The topic for the evening was simple: More Code. We looked at a lot of samples from a real project and discussed what's wrong with them and what could be done better. There were a lot of different opinions but that's a good thing as I got to question some habits I have when programming.

This has been the first time I've been to a meeting where there is a lively discussion like this. The conferences and user groups I attend mostly have classic talks with one speaker and far less audience participation. Talking about code is a really good way to learn and this won't be the last time I attended a meetup. Thanks to the organizers.

Montag, 26. Dezember 2011

Spring in Action

Sometimes it's comfortable to not be an absolute expert in a certain technology. This makes it really easy to learn new stuff, e.g. by profane methods like reading a book. Even if you are a Spring expert it is still likely that you will take something from the latest edition of Spring in Action by Craig Walls as it covers a wide range of topics. I haven't read one of the predecessors but people told me that those are even better.

Having finished the book recently I just wanted to take the time to write down two interesting small configuration features that I learned from it.


A feature that I just didn't know before but seems to be quite useful is the p-Namespace. It's a namespace that is not backed by a schema and allows to configure beans in a really concise way. For example look at how a bean might be configured normally:

    <bean id="foo" class="">
<property name="myLongProperty" value="2"/>
<property name="myStringProperty" value="Hallo"/>

The properties we'd like to set are children of the bean node. Netbeans comes with nice autocompletion support for the property names as you can see from the screenshot.

The p-Namespace is a more concise version where the property names itself become attributes of the bean node:

    <bean id="foo" class=""
p:myLongProperty="2" p:myStringProperty="Hallo"/>

See that Netbeans is also clever enough to offer code completion here as well.

I am not sure if I will use the short form of the p-Namespace a lot. A consistent use of the features in a project is quite important so I think if the short form is used it should be used everywhere in the project.

Accessing Constants

Sometimes you need to access some constants in your Spring configuration files. There are several ways to handle this, one of it using the util-Namespace:

<property name="day">
<util:constant static-field="java.util.Calendar.WEDNESDAY"/>

Another way can be to use the Spring Expression Language to access it:

<property name="day" value="#{T(java.util.Calendar).WEDNESDAY}"/>

I think this can be used more commonly as the value doesn't need to be registered as a subnode. For example I had some problems using util:constant as key or value in a util:map. That would have been easy just using the EL version.

Mittwoch, 7. Dezember 2011

Not another Diamond Operator Introduction

I just returned from the talk "Lucky Seven" of our local Java User Group. It was far better than I expected. Not that I expected Wolfgang Weigend to be a bad speaker but though I organized the event I got the feeling that I had seen one too many Java 7 introductions already. But there was more ...

One of the interesting aspects that I haven't been paying that much attention to is the merge of the JRockit and Hotspot VM. Hotspot will be the base of the new development and JRockit features will be merged in. Some of these features will already be available in OpenJDK during the JDK 7 timespan.

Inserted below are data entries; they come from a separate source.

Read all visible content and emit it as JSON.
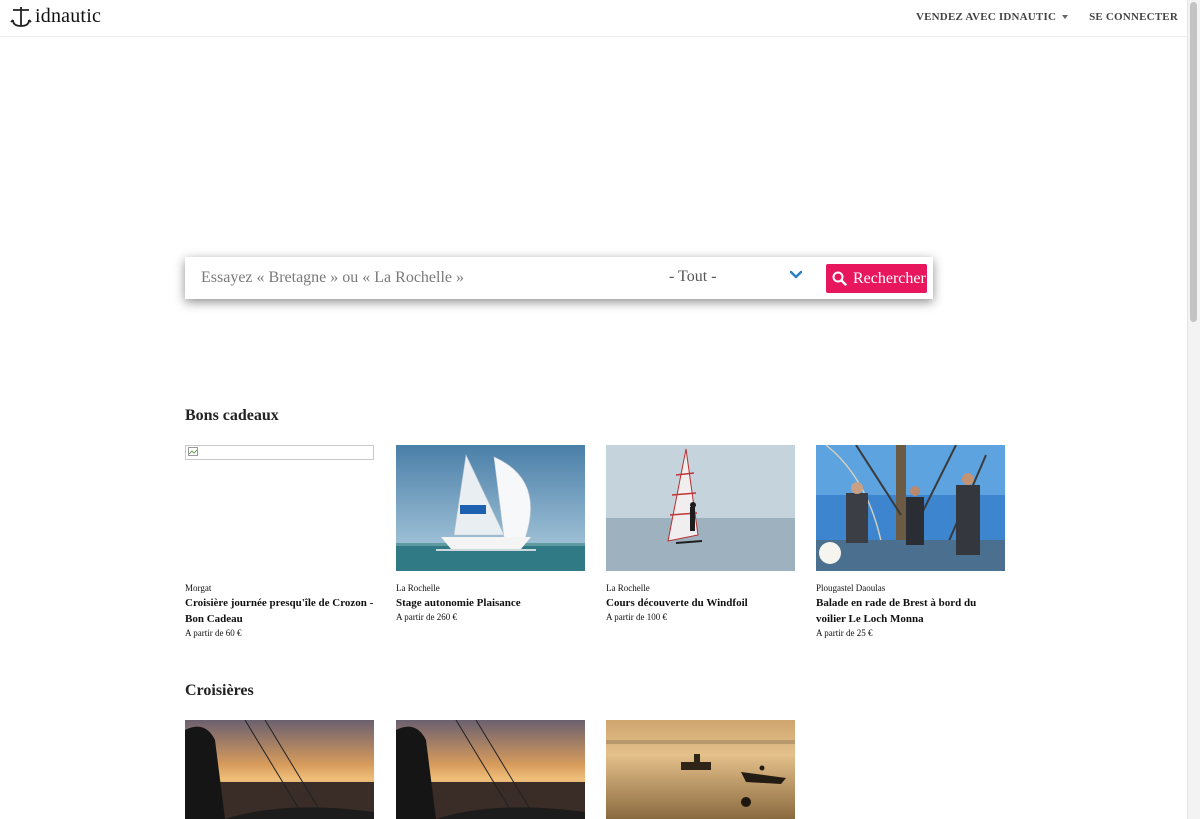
{
  "header": {
    "logo_text": "idnautic",
    "nav": {
      "sell_label": "VENDEZ AVEC IDNAUTIC",
      "login_label": "SE CONNECTER"
    }
  },
  "search": {
    "placeholder": "Essayez « Bretagne » ou « La Rochelle »",
    "category_value": "- Tout -",
    "button_label": "Rechercher"
  },
  "sections": [
    {
      "title": "Bons cadeaux",
      "cards": [
        {
          "location": "Morgat",
          "title": "Croisière journée presqu'île de Crozon - Bon Cadeau",
          "price": "A partir de 60 €"
        },
        {
          "location": "La Rochelle",
          "title": "Stage autonomie Plaisance",
          "price": "A partir de 260 €"
        },
        {
          "location": "La Rochelle",
          "title": "Cours découverte du Windfoil",
          "price": "A partir de 100 €"
        },
        {
          "location": "Plougastel Daoulas",
          "title": "Balade en rade de Brest à bord du voilier Le Loch Monna",
          "price": "A partir de 25 €"
        }
      ]
    },
    {
      "title": "Croisières"
    }
  ],
  "colors": {
    "accent": "#e8175d",
    "chevron": "#2a7fc9"
  }
}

One of the changes got some amount of interest lately: The PermGen space will be removed. Sounds like a major change but, once it works, it will definitively be a huge benefit.

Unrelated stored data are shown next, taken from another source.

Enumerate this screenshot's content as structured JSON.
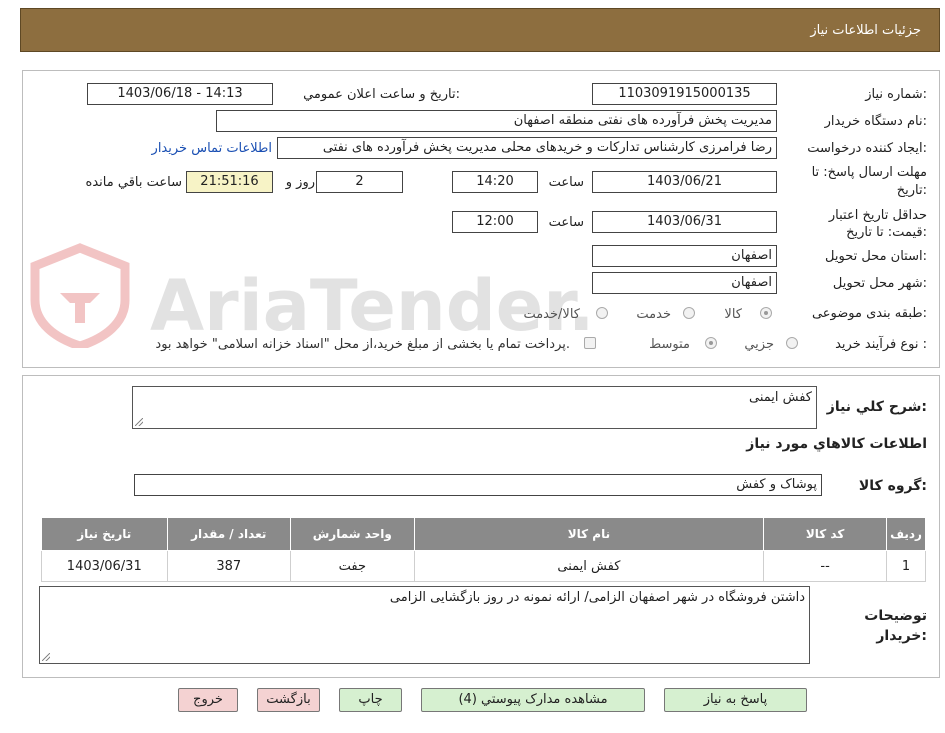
{
  "page_title": "جزئیات اطلاعات نیاز",
  "need_info": {
    "need_number_label": "شماره نیاز:",
    "need_number": "1103091915000135",
    "announce_label": "تاریخ و ساعت اعلان عمومي:",
    "announce_value": "1403/06/18 - 14:13",
    "buyer_org_label": "نام دستگاه خريدار:",
    "buyer_org": "مدیریت پخش فرآورده های نفتی منطقه اصفهان",
    "requester_label": "ايجاد کننده درخواست:",
    "requester": "رضا فرامرزی کارشناس تدارکات و خریدهای محلی مدیریت پخش فرآورده های نفتی",
    "contact_link": "اطلاعات تماس خریدار",
    "reply_deadline_label": "مهلت ارسال پاسخ: تا تاریخ:",
    "reply_date": "1403/06/21",
    "time_label": "ساعت",
    "reply_time": "14:20",
    "days_value": "2",
    "days_label": "روز و",
    "remaining_time": "21:51:16",
    "remaining_label": "ساعت باقي مانده",
    "price_validity_label": "حداقل تاریخ اعتبار قیمت: تا تاریخ:",
    "price_date": "1403/06/31",
    "price_time": "12:00",
    "province_label": "استان محل تحويل:",
    "province": "اصفهان",
    "city_label": "شهر محل تحويل:",
    "city": "اصفهان",
    "category_label": "طبقه بندی موضوعی:",
    "category_options": [
      "کالا",
      "خدمت",
      "کالا/خدمت"
    ],
    "category_selected": "کالا",
    "purchase_type_label": "نوع فرآیند خرید :",
    "purchase_options": [
      "جزيي",
      "متوسط"
    ],
    "purchase_selected": "متوسط",
    "payment_note": "پرداخت تمام یا بخشی از مبلغ خرید،از محل \"اسناد خزانه اسلامی\" خواهد بود."
  },
  "summary": {
    "description_label": "شرح کلي نياز:",
    "description": "کفش ایمنی",
    "goods_info_title": "اطلاعات کالاهاي مورد نياز",
    "goods_group_label": "گروه کالا:",
    "goods_group": "پوشاک و کفش"
  },
  "table": {
    "headers": [
      "رديف",
      "کد کالا",
      "نام کالا",
      "واحد شمارش",
      "تعداد / مقدار",
      "تاريخ نياز"
    ],
    "rows": [
      [
        "1",
        "--",
        "کفش ایمنی",
        "جفت",
        "387",
        "1403/06/31"
      ]
    ]
  },
  "buyer_notes": {
    "label": "توضيحات خريدار:",
    "text": "داشتن فروشگاه در شهر اصفهان الزامی/ ارائه نمونه در روز بازگشایی الزامی"
  },
  "buttons": {
    "reply": "پاسخ به نياز",
    "attachments": "مشاهده مدارک پيوستي (4)",
    "print": "چاپ",
    "back": "بازگشت",
    "exit": "خروج"
  },
  "watermark": {
    "text": "AriaTender.net"
  },
  "colors": {
    "header_bg": "#8d6e3f",
    "table_header_bg": "#8a8a8a",
    "button_green": "#d6f0d0",
    "button_pink": "#f4d2d2",
    "remaining_bg": "#f7f3c6"
  }
}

JRockit has been highly respected for its monitoring features. Among those is the interesting Java Flight Recorder that reminds me of the commercial project Chronon. It will be an always on recording of data in the JVM that can be used for diagnostic purposes. Sounds really interesting!

The overall goal of the convergence is to have a VM that can tune itself. Looking forward to it!

The (mixed german and english) slides of the talk are available for download.